Le nom d’Oleksandra Oliynykova devient de plus en plus fort sur le circuit WTA. Une joueuse avec une nouvelle choquante après un double championnat en Amérique du Sud qui lui a valu son entrée dans le Top 100 mais avec un historique d’amélioration encore plus impressionnant. L’Ukrainienne, qui participera à la WTA 125 à Buenos Aires, a dû fuir son pays et son destin a été marqué par une pièce de monnaie. Le destin, parfois, est simplement écrit.
Sashka, comme on l’appelle aussi, respirait le tennis dès ses premières années de vie. À moins de 10 ans, elle jouait déjà dans des tournois nationaux et était l’une des joueuses ayant la plus grande projection dans son pays. Mais du jour au lendemain, tout a changé. « Un soir, papa est rentré tard, vers minuit, et a demandé à tout le monde d’éteindre leur téléphone portable et de ranger ce dont ils avaient besoin. J’ai dû laisser mes animaux de compagnie (…) Papa a dit que nous devions être prêts dans 30 minutes. Ensuite, nous sommes restés assis dans la voiture et avons roulé toute la nuit. Ma mère a pleuré pendant tout le trajet ; j’étais très déçue parce que j’avais l’impression que j’allais rater le Masters de tennis des moins de 10 ans d’Ukraine. »
C’est ainsi que commence l’histoire d’Oliynykova, interviewée par UbiTennis en 2017, alors qu’elle n’avait que 16 ans. Bien qu’elle soit née à Kiev, elle vivait à Odessa entre 8 et 10 ans. Après cette expérience traumatisante qu’ils ont dû fuir, leur famille a dû décider où aller. Et la décision a été prise grâce… à une pièce de monnaie. Pile ou face.
« Je me souviens très bien de ce moment. La Moldavie était très proche de l’Ukraine et c’était dangereux pour nous d’y rester. Le problème était que, à l’exception de mon père, nous n’avions pas de visa Schengen (NdR : un visa spécial pour les citoyens n’appartenant pas à l’Union européenne), donc il y avait très peu de pays dans lesquels nous pouvions aller ensemble, et seulement deux d’entre eux avaient une tradition de tennis : la Croatie et la Serbie. Papa a tiré à pile ou face et la Croatie a gagné ! Nous avons donc déménagé », a rappelé l’Ukrainien aux médias italiens.
Dès 2014, il débute sa carrière en tant que junior dans le circuit ITF, où il peut remporter son premier et unique titre à l’âge de 16 ans. À Split (Croatie), il remporte la Coupe Epetion après avoir remporté le qualité et enchaîner sept victoires consécutives. Il n’a jamais joué un Grand Chelem Junior. Et à partir de là, le saut direct vers le professionnalisme.
Avec Roger Federer et Angelique Kerber comme modèles, Sashka s’est lancée dans le rêve du professionnalisme. Et garçon, il a livré. En 2018, il a remporté son premier titre en Grèce, en 2019 il a terminé l’année dans le Top 700 et en 2020, malgré la pandémie de COVID-19, il est resté dans ce lot. Le saut du niveau ITF au WTA 125 s’est fait fin 2024, lorsque, après avoir grimpé de près de 300 places en quatre ans, elle a remporté le qualité du tournoi de Colina (Chili) et s’est inscrit pour la première fois dans un tableau principal de ce niveau.
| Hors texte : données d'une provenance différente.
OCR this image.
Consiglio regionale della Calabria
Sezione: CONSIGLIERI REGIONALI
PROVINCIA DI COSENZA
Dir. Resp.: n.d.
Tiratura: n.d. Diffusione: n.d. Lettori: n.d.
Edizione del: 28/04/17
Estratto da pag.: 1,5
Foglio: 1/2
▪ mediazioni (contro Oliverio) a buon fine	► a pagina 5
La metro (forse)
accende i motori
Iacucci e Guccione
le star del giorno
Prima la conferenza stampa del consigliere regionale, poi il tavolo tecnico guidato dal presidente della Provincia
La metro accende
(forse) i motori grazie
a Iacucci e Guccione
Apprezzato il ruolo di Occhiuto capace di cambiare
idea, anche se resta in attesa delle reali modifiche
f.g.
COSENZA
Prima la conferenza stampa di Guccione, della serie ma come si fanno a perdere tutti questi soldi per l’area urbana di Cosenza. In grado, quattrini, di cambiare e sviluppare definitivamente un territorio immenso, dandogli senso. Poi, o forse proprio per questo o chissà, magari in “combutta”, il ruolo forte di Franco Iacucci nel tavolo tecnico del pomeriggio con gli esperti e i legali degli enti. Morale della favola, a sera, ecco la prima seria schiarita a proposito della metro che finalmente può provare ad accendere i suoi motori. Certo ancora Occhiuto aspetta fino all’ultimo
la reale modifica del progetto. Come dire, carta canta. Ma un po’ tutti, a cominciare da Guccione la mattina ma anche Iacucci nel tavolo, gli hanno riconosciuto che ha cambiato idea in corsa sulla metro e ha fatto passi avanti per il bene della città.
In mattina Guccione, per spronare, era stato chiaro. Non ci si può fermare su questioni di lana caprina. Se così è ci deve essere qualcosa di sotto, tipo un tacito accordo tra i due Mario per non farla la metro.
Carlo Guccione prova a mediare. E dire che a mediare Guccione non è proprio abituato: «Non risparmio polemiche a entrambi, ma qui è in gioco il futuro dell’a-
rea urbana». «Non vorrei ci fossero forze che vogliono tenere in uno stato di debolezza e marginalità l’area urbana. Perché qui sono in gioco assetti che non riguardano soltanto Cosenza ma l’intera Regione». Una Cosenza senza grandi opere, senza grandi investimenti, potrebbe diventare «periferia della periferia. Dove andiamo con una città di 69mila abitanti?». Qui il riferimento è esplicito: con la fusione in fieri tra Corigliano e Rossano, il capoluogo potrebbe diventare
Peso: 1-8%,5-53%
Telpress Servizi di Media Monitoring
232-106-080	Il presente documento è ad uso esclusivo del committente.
En 2025, la hausse était encore plus importante. Il a remporté quatre titres ITF, participé à deux qualifications du Grand Chelem (Wimbledon et US Open), est entré dans le Top 200 et a obtenu le droit de participer à des tournois de niveau supérieur. Et là, elle n’a pas semblé déplacée : trois titres WTA 125 (Tolento, Tucumán et Colina) l’ont placée dans une place impensable il y a quelques années. Le Top 100 l’attendait.
À 24 ans, Oliynykova s’est hissée parmi les meilleures joueuses du monde grâce au sacrifice et à la persévérance. Et c’est pourquoi elle sera également l’une des grandes candidates pour remporter le WTA 125 à Buenos Aires, où elle sera l’une des quatre meilleures têtes de série grâce à son nouveau classement : n°95. Sans la star locale Solana Sierra, l’Ukrainienne se battra pour le titre avec Mayar Sherif, Léolia Jeanjean, Panna Udvardy et María Lourdes Carlé.
Un hypothétique titre dans la capitale argentine la laisserait dans le Top 75. Mais Sashka a déjà gagné. Elle est passée de la colère d’avoir raté un Masters jeunesse en Ukraine parce qu’elle avait dû se réfugier à plus de 1 500 kilomètres de là, à l’une des joueuses à la croissance la plus rapide de toute l’année 2025. Une promotion qui, de par son histoire, a le double du mérite.